D’un paradoxe à l’autre

Les autorités émiraties justifient le choix de ce personnage par les engagements « sans équivalent dans la région », qui auraient été pris en faveur des énergies renouvelables. Elles mettent aussi en valeur le statut de Sultan Ahmed al-Jaber, qui dirige des entreprises du secteur des énergies renouvelables. Mais l’ambiguïté reste entière, car la même personne avait, lors du salon international sur le pétrole tenu à Abu Dhabi en octobre 2022, déclaré que son pays n’était pas prêt à réduire la production du pétrole, estimée à de 3,5 millions de barils par jour.
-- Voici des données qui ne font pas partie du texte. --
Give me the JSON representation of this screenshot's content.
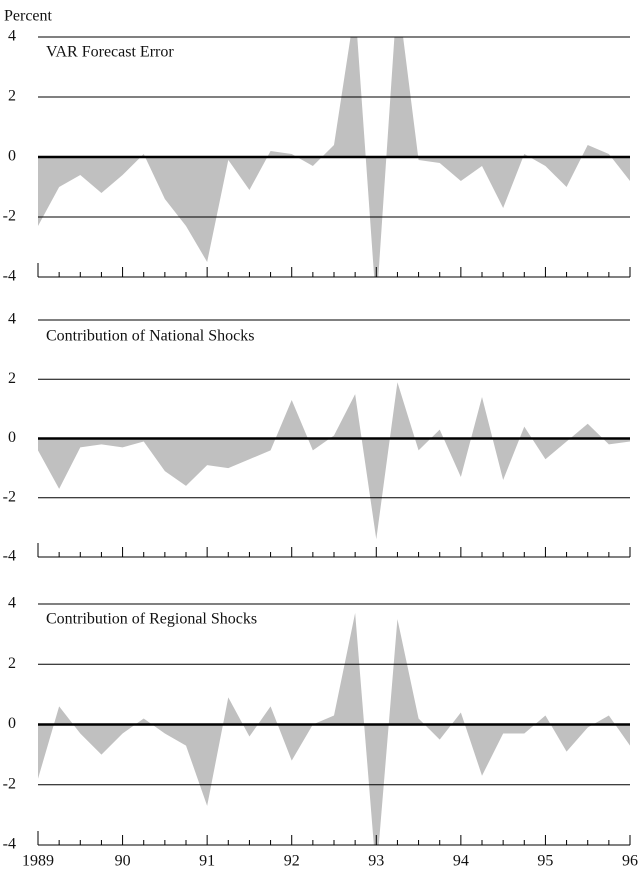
{
  "chart_data": [
    {
      "type": "area",
      "title": "VAR Forecast Error",
      "y_label": "Percent",
      "color": "#c0c0c0",
      "ylim": [
        -4,
        4
      ],
      "yticks": [
        -4,
        -2,
        0,
        2,
        4
      ],
      "values": [
        -2.3,
        -1.0,
        -0.6,
        -1.2,
        -0.6,
        0.1,
        -1.4,
        -2.3,
        -3.5,
        -0.1,
        -1.1,
        0.2,
        0.1,
        -0.3,
        0.4,
        5.0,
        -5.0,
        5.5,
        -0.1,
        -0.2,
        -0.8,
        -0.3,
        -1.7,
        0.1,
        -0.3,
        -1.0,
        0.4,
        0.1,
        -0.8
      ]
    },
    {
      "type": "area",
      "title": "Contribution of National Shocks",
      "color": "#c0c0c0",
      "ylim": [
        -4,
        4
      ],
      "yticks": [
        -4,
        -2,
        0,
        2,
        4
      ],
      "values": [
        -0.4,
        -1.7,
        -0.3,
        -0.2,
        -0.3,
        -0.1,
        -1.1,
        -1.6,
        -0.9,
        -1.0,
        -0.7,
        -0.4,
        1.3,
        -0.4,
        0.1,
        1.5,
        -3.4,
        1.9,
        -0.4,
        0.3,
        -1.3,
        1.4,
        -1.4,
        0.4,
        -0.7,
        -0.1,
        0.5,
        -0.2,
        -0.1
      ]
    },
    {
      "type": "area",
      "title": "Contribution of Regional Shocks",
      "color": "#c0c0c0",
      "ylim": [
        -4,
        4
      ],
      "yticks": [
        -4,
        -2,
        0,
        2,
        4
      ],
      "categories": [
        "1989",
        null,
        null,
        null,
        "90",
        null,
        null,
        null,
        "91",
        null,
        null,
        null,
        "92",
        null,
        null,
        null,
        "93",
        null,
        null,
        null,
        "94",
        null,
        null,
        null,
        "95",
        null,
        null,
        null,
        "96"
      ],
      "values": [
        -1.8,
        0.6,
        -0.3,
        -1.0,
        -0.3,
        0.2,
        -0.3,
        -0.7,
        -2.7,
        0.9,
        -0.4,
        0.6,
        -1.2,
        0.0,
        0.3,
        3.7,
        -5.0,
        3.5,
        0.2,
        -0.5,
        0.4,
        -1.7,
        -0.3,
        -0.3,
        0.3,
        -0.9,
        -0.1,
        0.3,
        -0.7
      ]
    }
  ]
}
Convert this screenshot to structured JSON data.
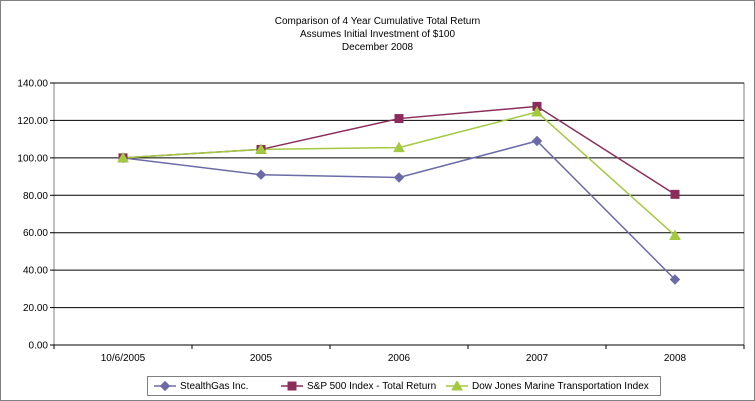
{
  "chart_data": {
    "type": "line",
    "title_lines": [
      "Comparison of 4 Year Cumulative Total Return",
      "Assumes Initial Investment of $100",
      "December 2008"
    ],
    "xlabel": "",
    "ylabel": "",
    "categories": [
      "10/6/2005",
      "2005",
      "2006",
      "2007",
      "2008"
    ],
    "ylim": [
      0,
      140
    ],
    "yticks": [
      "0.00",
      "20.00",
      "40.00",
      "60.00",
      "80.00",
      "100.00",
      "120.00",
      "140.00"
    ],
    "grid": "horizontal",
    "legend_position": "bottom",
    "series": [
      {
        "name": "StealthGas Inc.",
        "color": "#6b6ba8",
        "marker": "diamond",
        "values": [
          100,
          91,
          89.5,
          109,
          35
        ]
      },
      {
        "name": "S&P 500 Index - Total Return",
        "color": "#8b2d5a",
        "marker": "square",
        "values": [
          100,
          104.5,
          121,
          127.5,
          80.5
        ]
      },
      {
        "name": "Dow Jones Marine Transportation Index",
        "color": "#a3c940",
        "marker": "triangle",
        "values": [
          100,
          104.5,
          105.5,
          124.5,
          58.5
        ]
      }
    ]
  }
}
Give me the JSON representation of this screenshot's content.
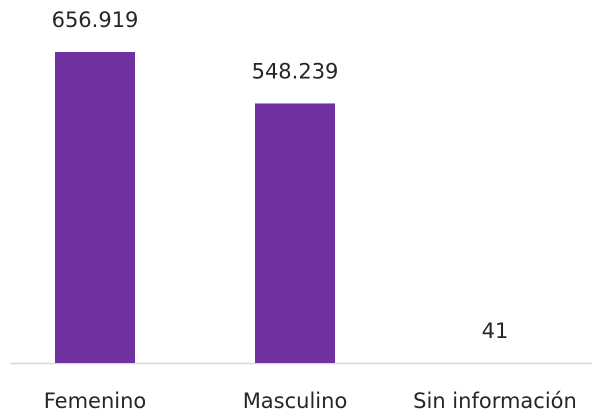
{
  "chart_data": {
    "type": "bar",
    "categories": [
      "Femenino",
      "Masculino",
      "Sin información"
    ],
    "values": [
      656919,
      548239,
      41
    ],
    "value_labels": [
      "656.919",
      "548.239",
      "41"
    ],
    "color": "#7030a0"
  }
}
Il affirmait que, bien au contraire, les Émirats envisageaient d’augmenter leur production à 5 millions de barils par jour, d’ici 2030, tout en portant les investissements à 600 milliards de dollars par an. Il s’est même laissé dire que la transition vers les renouvelables « prendra des décennies » et « se fera de manière progressive ».

Des médias acquis à Abu Dhabi, dont notamment Attaqa, site spécialisé en énergie, basé aux États-Unis et dirigé par un « expert » saoudien, se sont chargés de relayer la propagande officielle. Attaqa prétend que durant 2022, 60 % de la demande totale d’énergie du pays était le produit des sources « propres », grâce à des centrales solaires et nucléaires. Des chiffres contestés par l’Agence américaine d’information sur l’énergie.
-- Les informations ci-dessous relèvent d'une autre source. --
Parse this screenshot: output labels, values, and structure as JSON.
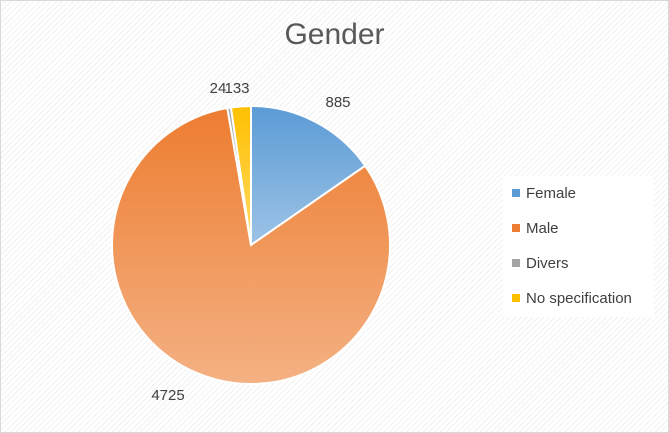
{
  "chart_data": {
    "type": "pie",
    "title": "Gender",
    "categories": [
      "Female",
      "Male",
      "Divers",
      "No specification"
    ],
    "values": [
      885,
      4725,
      24,
      133
    ],
    "value_labels": [
      "885",
      "4725",
      "24",
      "133"
    ],
    "colors": [
      "#5b9bd5",
      "#ed7d31",
      "#a5a5a5",
      "#ffc000"
    ],
    "light_colors": [
      "#9dc3e6",
      "#f4b183",
      "#d0d0d0",
      "#ffd966"
    ],
    "legend_position": "right",
    "start_angle_deg": 0,
    "direction": "clockwise"
  }
}
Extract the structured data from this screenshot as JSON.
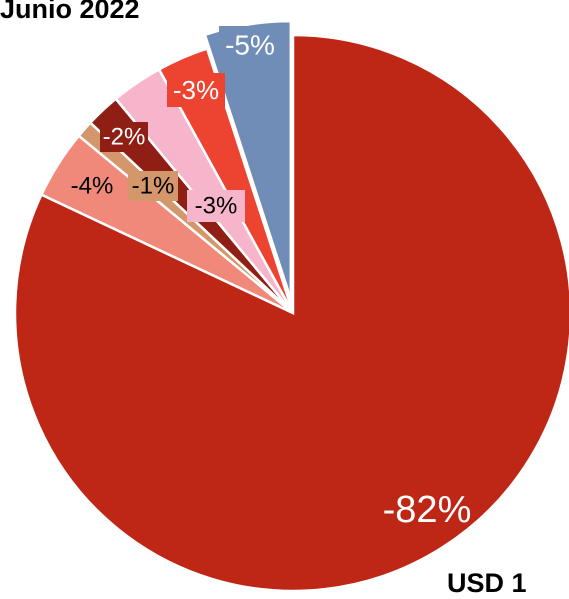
{
  "chart_data": {
    "type": "pie",
    "title": "Junio 2022",
    "footer_text": "USD 1",
    "slices": [
      {
        "label": "-82%",
        "value": 82,
        "color": "#BE2615",
        "label_bg": "",
        "label_color": "#ffffff"
      },
      {
        "label": "-4%",
        "value": 4,
        "color": "#F0897A",
        "label_bg": "#F0897A",
        "label_color": "#000000"
      },
      {
        "label": "-1%",
        "value": 1,
        "color": "#D4966B",
        "label_bg": "#D4966B",
        "label_color": "#000000"
      },
      {
        "label": "-2%",
        "value": 2,
        "color": "#8F1E14",
        "label_bg": "#8F1E14",
        "label_color": "#ffffff"
      },
      {
        "label": "-3%",
        "value": 3,
        "color": "#F6B5CB",
        "label_bg": "#F6B5CB",
        "label_color": "#000000"
      },
      {
        "label": "-3%",
        "value": 3,
        "color": "#EC4430",
        "label_bg": "#EC4430",
        "label_color": "#ffffff"
      },
      {
        "label": "-5%",
        "value": 5,
        "color": "#6F8DB7",
        "label_bg": "#6F8DB7",
        "label_color": "#ffffff",
        "exploded": true
      }
    ],
    "legend": false
  }
}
Pétrole et gaz à la base du mix énergétique émirati

Les Émirats comptent plusieurs centrales solaires, pour quelques gigawatts de puissance installée. Ils possèdent surtout la première centrale nucléaire du monde arabe, lancée à partir de 2020. Il s’agit de la centrale nucléaire de Barakah, d’une puissance de 5 380 MW et dont trois des quatre réacteurs sont entrés en service.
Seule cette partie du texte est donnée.